In this paper, an exponential high-order compact alternating direction implicit (EHOC-ADI) difference method is developed for solving the coupled equations representing the unsteady incompressible, viscous magnetohydrodynamic (MHD) flow through a straight pipe of rectangular section. The method, in which the Crank-Nicolson scheme is used for the time discretization and an original EHOC difference scheme established for the steady 1D coupled system of convection-diffusion equations is used for the spatial discretization, is second order accurate in time and fourth-order accurate in space and requires only a regular five-point 2D stencil similar to that in the standard second-order methods and the three-point stencil for each 1D operator. A distinguishing desirable property of the proposed method is combining the computational efficiency of the lower order methods with superior accuracy inherent in high order approximations.
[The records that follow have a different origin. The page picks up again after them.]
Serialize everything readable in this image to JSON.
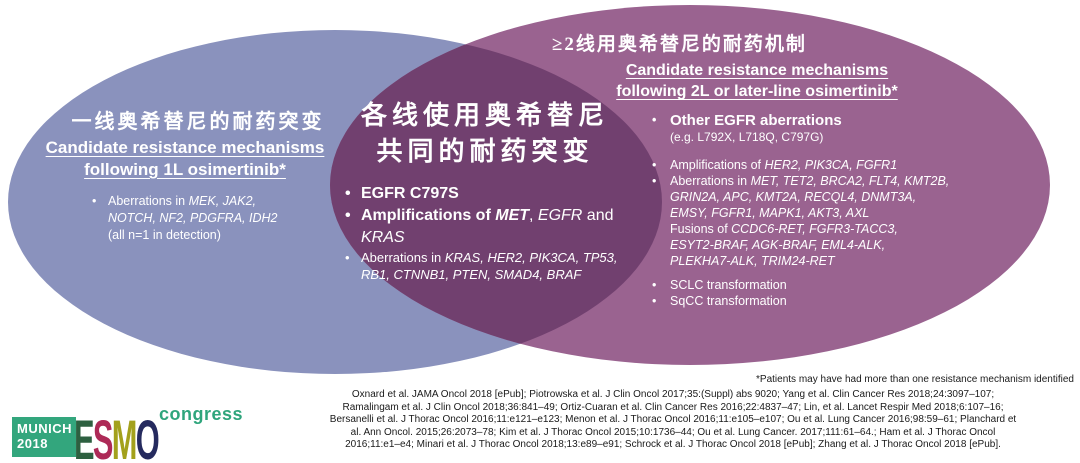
{
  "colors": {
    "left_ellipse": "#8a92bd",
    "right_ellipse": "#9a6390",
    "overlap": "#71406f",
    "logo_green": "#33a67d",
    "logo_letter_e": "#2d6040",
    "logo_letter_s": "#ad2a57",
    "logo_letter_m": "#a3a11c",
    "logo_letter_o": "#252a5e",
    "congress_green": "#2fa57c"
  },
  "venn": {
    "left": {
      "title_zh": "一线奥希替尼的耐药突变",
      "subtitle_line1": "Candidate resistance mechanisms",
      "subtitle_line2": "following 1L osimertinib*",
      "bullet_lines": [
        [
          {
            "t": "Aberrations in "
          },
          {
            "t": "MEK, JAK2,",
            "s": "i"
          }
        ],
        [
          {
            "t": "NOTCH, NF2, PDGFRA, IDH2",
            "s": "i"
          }
        ],
        [
          {
            "t": "(all n=1 in detection)"
          }
        ]
      ]
    },
    "center": {
      "title_zh_line1": "各线使用奥希替尼",
      "title_zh_line2": "共同的耐药突变",
      "bullet1": [
        {
          "t": "EGFR C797S",
          "s": "b"
        }
      ],
      "bullet2": [
        {
          "t": "Amplifications of ",
          "s": "b"
        },
        {
          "t": "MET",
          "s": "bi"
        },
        {
          "t": ", "
        },
        {
          "t": "EGFR",
          "s": "i"
        },
        {
          "t": " and "
        },
        {
          "t": "KRAS",
          "s": "i"
        }
      ],
      "bullet3_line1": [
        {
          "t": "Aberrations in "
        },
        {
          "t": "KRAS, HER2, PIK3CA, TP53,",
          "s": "i"
        }
      ],
      "bullet3_line2": [
        {
          "t": "RB1, CTNNB1, PTEN, SMAD4, BRAF",
          "s": "i"
        }
      ]
    },
    "right": {
      "title_zh": "≥2线用奥希替尼的耐药机制",
      "subtitle_line1": "Candidate resistance mechanisms",
      "subtitle_line2": "following 2L or later-line osimertinib*",
      "bullet1_title": [
        {
          "t": "Other EGFR aberrations",
          "s": "b"
        }
      ],
      "bullet1_sub": [
        {
          "t": "(e.g. L792X, L718Q, C797G)"
        }
      ],
      "bullet2": [
        {
          "t": "Amplifications of "
        },
        {
          "t": "HER2, PIK3CA, FGFR1",
          "s": "i"
        }
      ],
      "bullet3_lines": [
        [
          {
            "t": "Aberrations in "
          },
          {
            "t": "MET, TET2, BRCA2, FLT4, KMT2B,",
            "s": "i"
          }
        ],
        [
          {
            "t": "GRIN2A, APC, KMT2A, RECQL4, DNMT3A,",
            "s": "i"
          }
        ],
        [
          {
            "t": "EMSY, FGFR1, MAPK1, AKT3, AXL",
            "s": "i"
          }
        ],
        [
          {
            "t": "Fusions of "
          },
          {
            "t": "CCDC6-RET, FGFR3-TACC3,",
            "s": "i"
          }
        ],
        [
          {
            "t": "ESYT2-BRAF, AGK-BRAF, EML4-ALK,",
            "s": "i"
          }
        ],
        [
          {
            "t": "PLEKHA7-ALK, TRIM24-RET",
            "s": "i"
          }
        ]
      ],
      "bullet4": [
        {
          "t": "SCLC transformation"
        }
      ],
      "bullet5": [
        {
          "t": "SqCC transformation"
        }
      ]
    }
  },
  "footnote": "*Patients may have had more than one resistance mechanism identified",
  "citations": [
    "Oxnard et al. JAMA Oncol 2018 [ePub]; Piotrowska et al. J Clin Oncol 2017;35:(Suppl) abs 9020; Yang et al. Clin Cancer Res 2018;24:3097–107;",
    "Ramalingam et al. J Clin Oncol 2018;36:841–49; Ortiz-Cuaran et al. Clin Cancer Res 2016;22:4837–47; Lin, et al. Lancet Respir Med 2018;6:107–16;",
    "Bersanelli et al. J Thorac Oncol 2016;11:e121–e123; Menon et al. J Thorac Oncol 2016;11:e105–e107; Ou et al. Lung Cancer 2016;98:59–61; Planchard et",
    "al. Ann Oncol. 2015;26:2073–78; Kim et al. J Thorac Oncol 2015;10:1736–44; Ou et al. Lung Cancer. 2017;111:61–64.; Ham et al. J Thorac Oncol",
    "2016;11:e1–e4; Minari et al. J Thorac Oncol 2018;13:e89–e91; Schrock et al. J Thorac Oncol 2018 [ePub]; Zhang et al. J Thorac Oncol 2018 [ePub]."
  ],
  "logo": {
    "city": "MUNICH",
    "year": "2018",
    "letters": [
      "E",
      "S",
      "M",
      "O"
    ],
    "congress": "congress"
  }
}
The unconditional stable character of the method is verified by means of the discrete Fourier (or von Neumann) analysis. Numerical examples are carried out to illustrate and assess the performance and the accuracy of the method proposed currently. Computational results of the MHD flow in the 2D square-channel problems are presented for Hartmann numbers ranging from 0 to 106 and compared with the exact solutions and those obtained using other available methods in the literatures.